The opinions set forth above are subject to the effects of (a) bankruptcy, insolvency, fraudulent conveyance, fraudulent transfer, reorganization, moratorium and other similar laws relating to or affecting the enforcement of creditors’ rights generally; (b) general equitable principles (whether considered in a proceeding in equity or at law); (c) an implied covenant of good faith and fair dealing; (d) provisions of law that require that a judgment for money damages rendered by a court in the United States be expressed only in United States dollars; (e) limitations by any governmental authority that limit, delay or prohibit the making of payments outside the United States; and (f) generally applicable laws that (1) provide for the enforcement of oral waivers or modifications where a material change of position in reliance thereon has occurred or provide that a course of performance may operate as a waiver, (2) limit the availability of a remedy under certain circumstances where another remedy has been elected, (3) limit the enforceability of provisions releasing, exculpating or exempting a party from, or requiring indemnification of a party for, liability for its own action or inaction, to the extent the action or inaction involves negligence, gross negligence, recklessness, willful misconduct or unlawful conduct, (4) may, where less than all of a contract may be unenforceable, limit the enforceability of the balance of the contract to circumstances in which the unenforceable portion is not an essential part of the agreed-upon exchange, (5) may limit the enforceability of provisions providing for compounded interest, imposing increased interest rates or late payment charges upon delinquency in payment or default or providing for liquidated damages or for premiums or penalties upon acceleration, or (6) limit the waiver of rights under usury laws.  Furthermore, the manner in which any particular issue relating to the opinions would be treated in any actual court case would depend in part on facts and circumstances particular to the case and would also depend on how the court involved chose to exercise the wide discretionary authority generally available to it.  We express no opinion as to the effect of Section 210(p) of the Dodd-Frank Wall Street Reform and Consumer Protection Act of 2010, as amended.
 


February 19, 2025
Page 4
 
 
The Company has informed us that it intends to issue the Securities from time to time on a delayed or continuous basis, and this opinion is limited to the laws, including the rules and regulations, as in effect on the date hereof.  We understand that prior to issuing any Securities, the Company will afford us an opportunity to review all operative documents pursuant to which such Securities are to be issued (including the applicable prospectus supplement) and will file such supplement or amendment to this opinion (if any) as we may reasonably consider necessary or appropriate by reason of the terms of such Securities.
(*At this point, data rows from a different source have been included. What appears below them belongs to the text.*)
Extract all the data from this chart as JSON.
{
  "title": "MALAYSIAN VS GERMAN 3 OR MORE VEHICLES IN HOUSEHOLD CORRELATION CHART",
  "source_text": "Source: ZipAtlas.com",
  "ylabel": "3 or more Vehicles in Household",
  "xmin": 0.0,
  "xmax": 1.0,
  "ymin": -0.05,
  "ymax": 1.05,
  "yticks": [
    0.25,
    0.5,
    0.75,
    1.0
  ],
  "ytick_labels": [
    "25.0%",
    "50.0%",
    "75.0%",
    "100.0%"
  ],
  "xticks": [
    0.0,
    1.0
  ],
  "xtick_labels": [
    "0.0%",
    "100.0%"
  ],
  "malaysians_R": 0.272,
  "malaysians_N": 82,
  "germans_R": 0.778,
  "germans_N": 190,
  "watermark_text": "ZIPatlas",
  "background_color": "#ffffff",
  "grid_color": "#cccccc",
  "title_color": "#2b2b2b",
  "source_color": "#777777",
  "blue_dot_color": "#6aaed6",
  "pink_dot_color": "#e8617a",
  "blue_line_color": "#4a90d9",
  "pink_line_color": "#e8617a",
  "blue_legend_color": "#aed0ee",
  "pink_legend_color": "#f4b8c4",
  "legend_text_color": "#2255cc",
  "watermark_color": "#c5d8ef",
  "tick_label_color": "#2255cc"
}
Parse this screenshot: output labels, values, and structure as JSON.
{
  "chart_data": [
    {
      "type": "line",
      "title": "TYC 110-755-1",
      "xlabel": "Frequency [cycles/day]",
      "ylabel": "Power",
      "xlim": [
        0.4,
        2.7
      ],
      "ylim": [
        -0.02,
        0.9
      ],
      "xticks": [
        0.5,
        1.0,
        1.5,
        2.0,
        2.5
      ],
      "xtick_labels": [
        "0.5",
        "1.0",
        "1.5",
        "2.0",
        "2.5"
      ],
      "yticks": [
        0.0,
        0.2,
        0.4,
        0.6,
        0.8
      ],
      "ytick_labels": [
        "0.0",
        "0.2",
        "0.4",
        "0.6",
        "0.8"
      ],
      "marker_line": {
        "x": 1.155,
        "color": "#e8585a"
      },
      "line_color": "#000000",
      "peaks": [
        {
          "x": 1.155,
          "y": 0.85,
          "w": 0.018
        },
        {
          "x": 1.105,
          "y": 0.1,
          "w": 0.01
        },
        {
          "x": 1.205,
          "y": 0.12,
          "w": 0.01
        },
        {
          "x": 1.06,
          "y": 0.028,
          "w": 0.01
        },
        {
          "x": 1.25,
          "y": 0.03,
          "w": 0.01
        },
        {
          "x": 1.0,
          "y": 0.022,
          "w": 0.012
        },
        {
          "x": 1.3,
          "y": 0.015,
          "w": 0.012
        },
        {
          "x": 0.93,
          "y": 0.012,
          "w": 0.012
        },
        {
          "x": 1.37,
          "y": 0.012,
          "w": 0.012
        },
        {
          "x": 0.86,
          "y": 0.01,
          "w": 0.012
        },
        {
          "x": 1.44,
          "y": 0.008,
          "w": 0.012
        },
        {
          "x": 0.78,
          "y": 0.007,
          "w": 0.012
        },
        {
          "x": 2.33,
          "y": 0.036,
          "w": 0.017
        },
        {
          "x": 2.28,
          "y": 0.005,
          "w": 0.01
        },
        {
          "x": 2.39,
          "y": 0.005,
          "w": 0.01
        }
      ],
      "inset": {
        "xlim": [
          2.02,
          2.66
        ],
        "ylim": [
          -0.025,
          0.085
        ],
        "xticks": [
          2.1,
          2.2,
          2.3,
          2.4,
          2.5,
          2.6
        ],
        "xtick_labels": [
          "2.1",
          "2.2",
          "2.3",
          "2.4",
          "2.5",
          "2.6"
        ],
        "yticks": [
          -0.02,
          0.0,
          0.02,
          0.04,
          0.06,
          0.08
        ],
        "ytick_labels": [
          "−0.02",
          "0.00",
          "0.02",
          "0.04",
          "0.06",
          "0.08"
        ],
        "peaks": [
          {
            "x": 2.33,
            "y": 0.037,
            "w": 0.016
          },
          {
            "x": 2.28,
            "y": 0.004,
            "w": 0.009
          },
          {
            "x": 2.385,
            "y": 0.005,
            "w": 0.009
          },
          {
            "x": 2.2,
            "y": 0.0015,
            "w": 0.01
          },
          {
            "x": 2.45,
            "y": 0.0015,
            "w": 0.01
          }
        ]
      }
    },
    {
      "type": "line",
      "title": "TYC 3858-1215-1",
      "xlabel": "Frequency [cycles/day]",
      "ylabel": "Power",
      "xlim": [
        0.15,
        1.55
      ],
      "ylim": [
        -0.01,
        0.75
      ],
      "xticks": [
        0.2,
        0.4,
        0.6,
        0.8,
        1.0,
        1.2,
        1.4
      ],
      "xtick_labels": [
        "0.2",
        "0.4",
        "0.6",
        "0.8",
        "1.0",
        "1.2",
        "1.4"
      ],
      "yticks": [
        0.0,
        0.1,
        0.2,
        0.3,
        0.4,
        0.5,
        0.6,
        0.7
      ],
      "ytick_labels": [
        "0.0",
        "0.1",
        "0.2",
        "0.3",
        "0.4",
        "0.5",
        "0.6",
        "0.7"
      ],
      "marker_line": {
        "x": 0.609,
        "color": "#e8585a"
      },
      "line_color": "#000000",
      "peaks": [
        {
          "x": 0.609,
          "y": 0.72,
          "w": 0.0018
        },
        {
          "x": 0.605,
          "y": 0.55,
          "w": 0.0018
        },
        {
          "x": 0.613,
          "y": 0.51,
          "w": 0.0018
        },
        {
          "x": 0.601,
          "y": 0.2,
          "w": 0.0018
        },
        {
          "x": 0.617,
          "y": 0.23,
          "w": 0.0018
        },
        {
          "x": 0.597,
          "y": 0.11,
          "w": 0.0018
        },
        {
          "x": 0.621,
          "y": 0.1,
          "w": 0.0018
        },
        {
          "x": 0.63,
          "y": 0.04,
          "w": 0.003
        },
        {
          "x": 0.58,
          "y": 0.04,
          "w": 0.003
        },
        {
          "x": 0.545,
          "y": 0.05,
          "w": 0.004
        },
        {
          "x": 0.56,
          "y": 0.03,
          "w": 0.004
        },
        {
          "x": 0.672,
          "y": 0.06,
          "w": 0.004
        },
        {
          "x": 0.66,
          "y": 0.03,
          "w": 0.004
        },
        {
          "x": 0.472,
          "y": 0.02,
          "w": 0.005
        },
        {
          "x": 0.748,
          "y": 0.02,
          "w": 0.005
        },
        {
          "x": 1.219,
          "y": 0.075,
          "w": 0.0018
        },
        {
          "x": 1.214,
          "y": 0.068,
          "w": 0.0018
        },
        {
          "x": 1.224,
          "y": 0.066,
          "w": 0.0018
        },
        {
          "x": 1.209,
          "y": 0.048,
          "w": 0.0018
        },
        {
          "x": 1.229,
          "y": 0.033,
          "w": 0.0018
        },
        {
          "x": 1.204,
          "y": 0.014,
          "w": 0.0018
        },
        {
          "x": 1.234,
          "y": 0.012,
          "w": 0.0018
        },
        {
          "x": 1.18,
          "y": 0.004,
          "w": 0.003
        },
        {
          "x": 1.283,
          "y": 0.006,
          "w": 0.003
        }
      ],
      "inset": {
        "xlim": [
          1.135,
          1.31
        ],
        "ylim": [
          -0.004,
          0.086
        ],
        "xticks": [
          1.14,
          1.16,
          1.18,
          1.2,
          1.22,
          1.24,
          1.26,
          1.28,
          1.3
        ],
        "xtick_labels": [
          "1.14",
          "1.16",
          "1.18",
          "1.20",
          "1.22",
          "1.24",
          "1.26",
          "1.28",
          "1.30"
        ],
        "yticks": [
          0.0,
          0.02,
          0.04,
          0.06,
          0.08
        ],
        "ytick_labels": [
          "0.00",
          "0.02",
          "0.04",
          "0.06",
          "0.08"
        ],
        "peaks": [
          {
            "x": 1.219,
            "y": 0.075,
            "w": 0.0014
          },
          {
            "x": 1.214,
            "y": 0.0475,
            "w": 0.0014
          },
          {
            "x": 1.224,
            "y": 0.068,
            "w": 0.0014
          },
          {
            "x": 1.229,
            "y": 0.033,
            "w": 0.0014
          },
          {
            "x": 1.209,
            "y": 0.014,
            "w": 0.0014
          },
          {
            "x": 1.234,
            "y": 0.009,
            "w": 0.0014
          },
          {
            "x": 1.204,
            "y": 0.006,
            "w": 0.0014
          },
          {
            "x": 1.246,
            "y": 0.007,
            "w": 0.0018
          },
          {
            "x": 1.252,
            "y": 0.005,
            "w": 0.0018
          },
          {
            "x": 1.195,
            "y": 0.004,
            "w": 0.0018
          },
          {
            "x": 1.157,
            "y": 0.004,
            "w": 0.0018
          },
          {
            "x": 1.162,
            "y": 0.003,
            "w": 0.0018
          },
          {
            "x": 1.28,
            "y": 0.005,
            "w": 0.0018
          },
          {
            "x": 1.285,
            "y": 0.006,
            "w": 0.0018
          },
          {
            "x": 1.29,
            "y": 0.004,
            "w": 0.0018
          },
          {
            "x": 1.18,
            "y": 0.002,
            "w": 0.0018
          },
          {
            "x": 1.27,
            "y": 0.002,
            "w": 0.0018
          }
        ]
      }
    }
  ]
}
We express no opinion as to whether, or the extent to which, the laws of any particular jurisdiction apply to the subject matter hereof, including, without limitation, the enforceability of the governing law provision contained in any Securities and their governing documents. We express no opinion as to the ability of another court, federal or state, to accept jurisdiction and/or venue in the event the chosen court is unavailable for any reason, including, without limitation, natural disaster, act of God, human health or safety reasons (including a pandemic) or otherwise.

This letter speaks only as of its date and is delivered in accordance with the requirements of Item 601(b)(5) of Regulation S-K under the Act.  We hereby consent to the filing of copies of this opinion letter as an exhibit to the Registration Statement and to the use of our name in the prospectus forming a part of the Registration Statement under the caption “Legal Matters.”  In giving this consent, we do not thereby admit that we are within the category of persons whose consent is required under Section 7 of the Act.